LONDON -- Lying on the track, shoulder and hip burning from her fall after crossing the 100-meter finish line, Tori Bowie had no idea what to expect.
"I was just trying to get to the finish line," Bowie said. "I knew I was in the mix, I knew I was in the top three. I didn't know if I had won or not."
The 26-year-old American used a furious charge over the final 20 meters to close in on the frontrunner, Marie-Josee Ta Lou of the Ivory Coast. Bowie leaned so hard at the tape, she tumbled forward, ripping the skin off her shoulder and bruising several other parts of her body.
When Bowie stood up, the winner still had not been announced. When the scoreboard flashed her name in first place at 10.85 seconds, .01 ahead of Ta Lou, the moment knocked her back down.

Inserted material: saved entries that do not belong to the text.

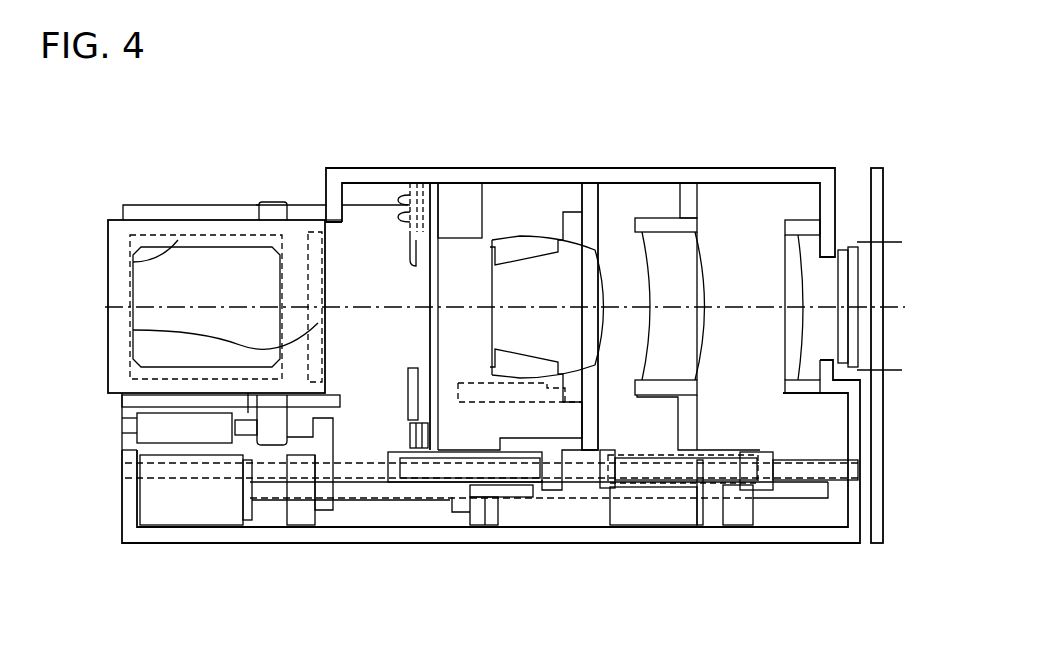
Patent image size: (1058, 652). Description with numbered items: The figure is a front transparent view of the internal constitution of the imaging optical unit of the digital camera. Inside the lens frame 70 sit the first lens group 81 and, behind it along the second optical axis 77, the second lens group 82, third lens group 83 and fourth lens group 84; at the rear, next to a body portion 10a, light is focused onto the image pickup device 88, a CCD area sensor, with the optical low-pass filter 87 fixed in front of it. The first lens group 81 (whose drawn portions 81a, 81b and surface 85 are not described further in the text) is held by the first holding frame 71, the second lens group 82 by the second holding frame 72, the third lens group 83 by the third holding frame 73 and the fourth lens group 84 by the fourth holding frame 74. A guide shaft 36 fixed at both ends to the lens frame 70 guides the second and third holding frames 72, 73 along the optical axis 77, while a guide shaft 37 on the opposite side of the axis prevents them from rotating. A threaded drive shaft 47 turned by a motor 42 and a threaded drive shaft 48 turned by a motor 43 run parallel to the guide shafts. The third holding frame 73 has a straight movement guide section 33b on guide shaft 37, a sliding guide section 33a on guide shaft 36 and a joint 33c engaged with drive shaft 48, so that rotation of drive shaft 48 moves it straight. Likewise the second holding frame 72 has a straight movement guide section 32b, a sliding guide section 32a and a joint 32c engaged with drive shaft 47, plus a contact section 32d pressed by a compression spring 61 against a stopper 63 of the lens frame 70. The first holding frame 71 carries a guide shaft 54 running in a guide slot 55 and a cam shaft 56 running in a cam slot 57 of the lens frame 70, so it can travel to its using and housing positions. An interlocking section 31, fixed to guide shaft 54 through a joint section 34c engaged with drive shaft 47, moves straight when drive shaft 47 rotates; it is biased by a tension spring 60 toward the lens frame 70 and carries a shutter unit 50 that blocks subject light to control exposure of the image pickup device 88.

The camera body wall 10a is at (877, 537).
The interlocking section 31 is at (327, 445).
The sliding guide section 32a is at (550, 487).
The straight movement guide section 32b is at (590, 195).
The joint 32c is at (492, 518).
The contact section 32d is at (458, 513).
The sliding guide section 33a is at (750, 452).
The straight movement guide section 33b is at (687, 192).
The joint 33c is at (748, 518).
The joint section 34c is at (292, 515).
The guide shaft 36 is at (353, 470).
The guide shaft 37 is at (375, 197).
The motor 42 is at (200, 515).
The motor 43 is at (663, 518).
The drive shaft 47 is at (358, 495).
The drive shaft 48 is at (810, 497).
The shutter unit 50 is at (394, 244).
The guide shaft 54 is at (275, 430).
The guide slot 55 is at (305, 400).
The cam shaft 56 is at (280, 204).
The cam slot 57 is at (257, 206).
The tension spring 60 is at (145, 437).
The compression spring 61 is at (483, 380).
The stopper 63 is at (478, 518).
The lens frame 70 is at (417, 533).
The first holding frame 71 is at (125, 205).
The second holding frame 72 is at (527, 248).
The third holding frame 73 is at (662, 222).
The fourth holding frame 74 is at (795, 228).
The optical axis 77 is at (355, 306).
The first lens group 81 is at (42, 245).
The prism incident surface 81a is at (160, 300).
The prism exit surface 81b is at (133, 327).
The second lens group 82 is at (498, 295).
The third lens group 83 is at (688, 265).
The fourth lens group 84 is at (788, 333).
The reflecting surface 85 is at (133, 255).
The optical low-pass filter 87 is at (840, 338).
The image pickup device 88 is at (848, 255).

The fastest woman in the world lay on her back and covered her face with her hands. "I was like, 'Oh my God, I can't believe this just happened. This is the greatest night of my life,'" Bowie said.
Bowie is a slender, shy country girl from rural Sand Hill, Mississippi. At several points during interviews after Sunday's race, she was overwhelmed by emotion and took some time to compose herself. But there is steely determination beneath her reticence, which fueled her devastating late-race charge.

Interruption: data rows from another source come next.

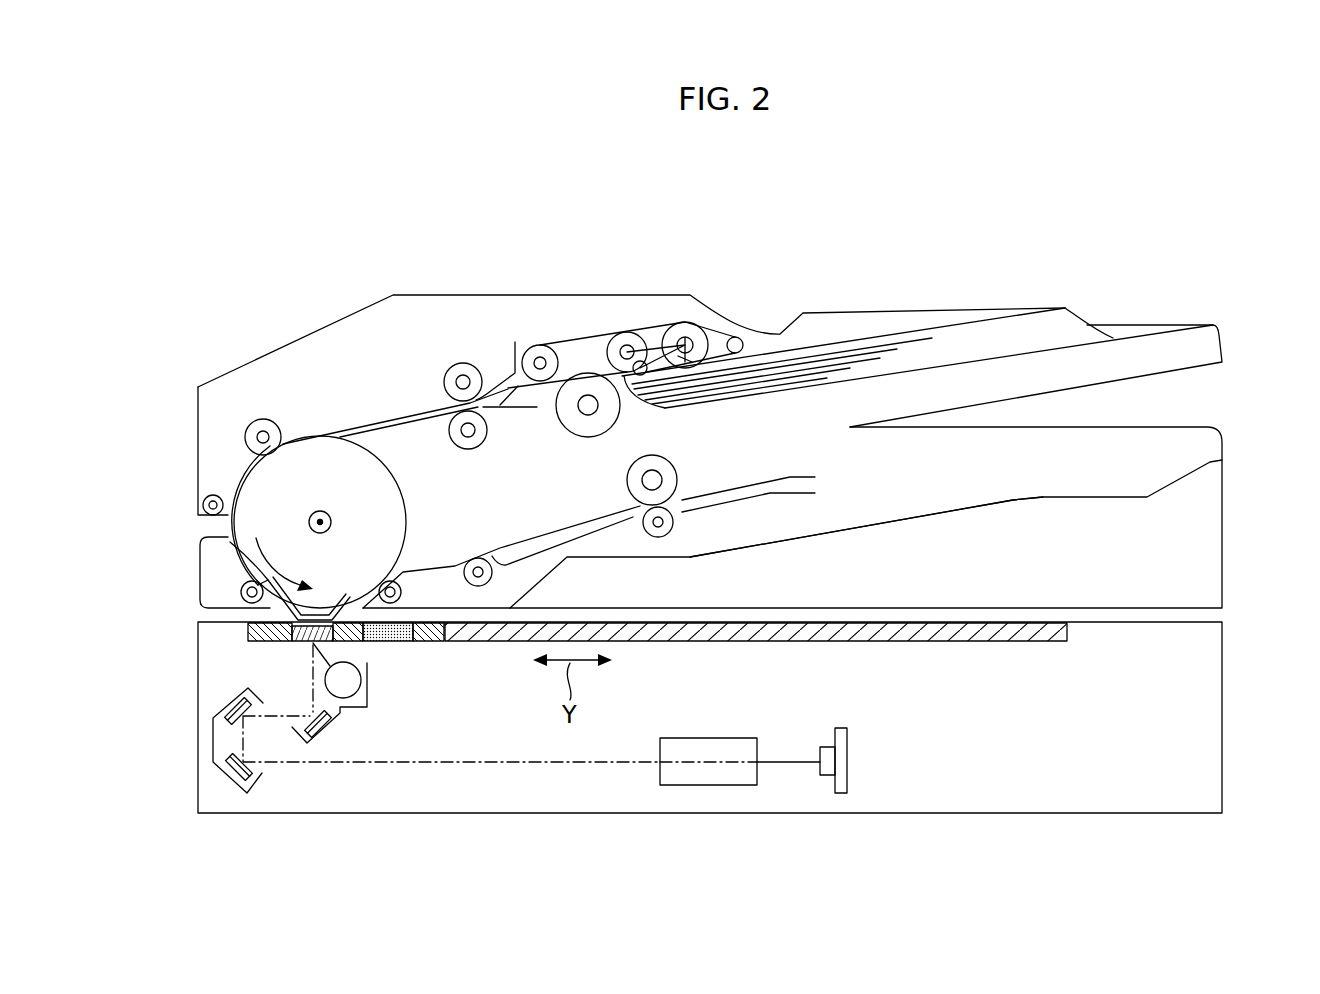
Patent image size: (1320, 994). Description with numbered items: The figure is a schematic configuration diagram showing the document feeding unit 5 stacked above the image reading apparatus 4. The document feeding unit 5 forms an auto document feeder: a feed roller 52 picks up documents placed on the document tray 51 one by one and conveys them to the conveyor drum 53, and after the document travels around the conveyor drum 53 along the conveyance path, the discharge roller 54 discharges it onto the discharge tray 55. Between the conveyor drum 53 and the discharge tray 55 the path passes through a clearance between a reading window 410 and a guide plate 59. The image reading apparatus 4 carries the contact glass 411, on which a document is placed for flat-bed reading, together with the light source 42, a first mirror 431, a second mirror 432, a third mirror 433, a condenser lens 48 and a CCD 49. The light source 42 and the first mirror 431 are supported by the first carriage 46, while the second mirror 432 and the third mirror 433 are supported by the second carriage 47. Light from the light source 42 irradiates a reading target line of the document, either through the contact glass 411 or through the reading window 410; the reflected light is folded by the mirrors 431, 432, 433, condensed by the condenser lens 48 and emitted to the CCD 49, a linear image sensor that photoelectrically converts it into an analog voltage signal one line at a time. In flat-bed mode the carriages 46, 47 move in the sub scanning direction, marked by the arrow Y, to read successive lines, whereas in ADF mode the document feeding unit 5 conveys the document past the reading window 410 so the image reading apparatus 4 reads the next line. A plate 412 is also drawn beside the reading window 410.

The image reading apparatus 4 is at (1222, 663).
The document feeding unit 5 is at (1222, 563).
The light source 42 is at (345, 688).
The first carriage 46 is at (368, 680).
The second carriage 47 is at (257, 793).
The condenser lens 48 is at (693, 786).
The CCD 49 is at (826, 776).
The document tray 51 is at (955, 363).
The feed roller 52 is at (695, 324).
The conveyor drum 53 is at (260, 492).
The discharge roller 54 is at (672, 526).
The discharge tray 55 is at (1013, 500).
The guide plate 59 is at (318, 612).
The reading window 410 is at (305, 637).
The contact glass 411 is at (685, 643).
The white reference plate 412 is at (397, 641).
The first mirror 431 is at (330, 732).
The second mirror 432 is at (229, 706).
The third mirror 433 is at (223, 773).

"I don't know where the finishing comes from. I guess, just hungry -- a determined, motivated moment," she said. "It just comes from instinct, from wanting it so bad."
The favorite Sunday was Elaine Thompson of Jamaica, who won the 100 and 200 in Rio, the first woman to complete that double since Florence Griffith-Joyner in 1988. On Sunday, Thompson stumbled slightly when Bowie passed her halfway down the track. She finished fifth in 10.98, well off her season best of 10.71. Dafne Schippers of the Netherlands finished third in 10.96.
"Honestly, I don't know what happened," Thompson said. "I came out here with a brave heart and a strong mind. It didn't go as I planned, but you have to give those other girls a lot of credit."
Last year at the Rio Olympics, Bowie used another closing burst to move from fourth place to second, losing by a step to Thompson. On Sunday, Ta Lou led the entire race from Lane 4, and had no idea Bowie was bearing down on her from Lane 7. Ta Lou did not lean at the tape, and looked to her left with a shocked expression as Bowie flashed past.
"I didn't see her coming," Ta Lou said. "But it's OK, I have a medal."
Bowie, though, has the gold. She specialized in the long jump at the University of Southern Mississippi, and many consider the 200 to be her best event. Yet she insisted on focusing on the 100 in London.
"I'm probably the only person in the world who thought I could come out here and win the 100 meters tonight," Bowie said. "I learned a lot from tonight. I learned to always follow your heart."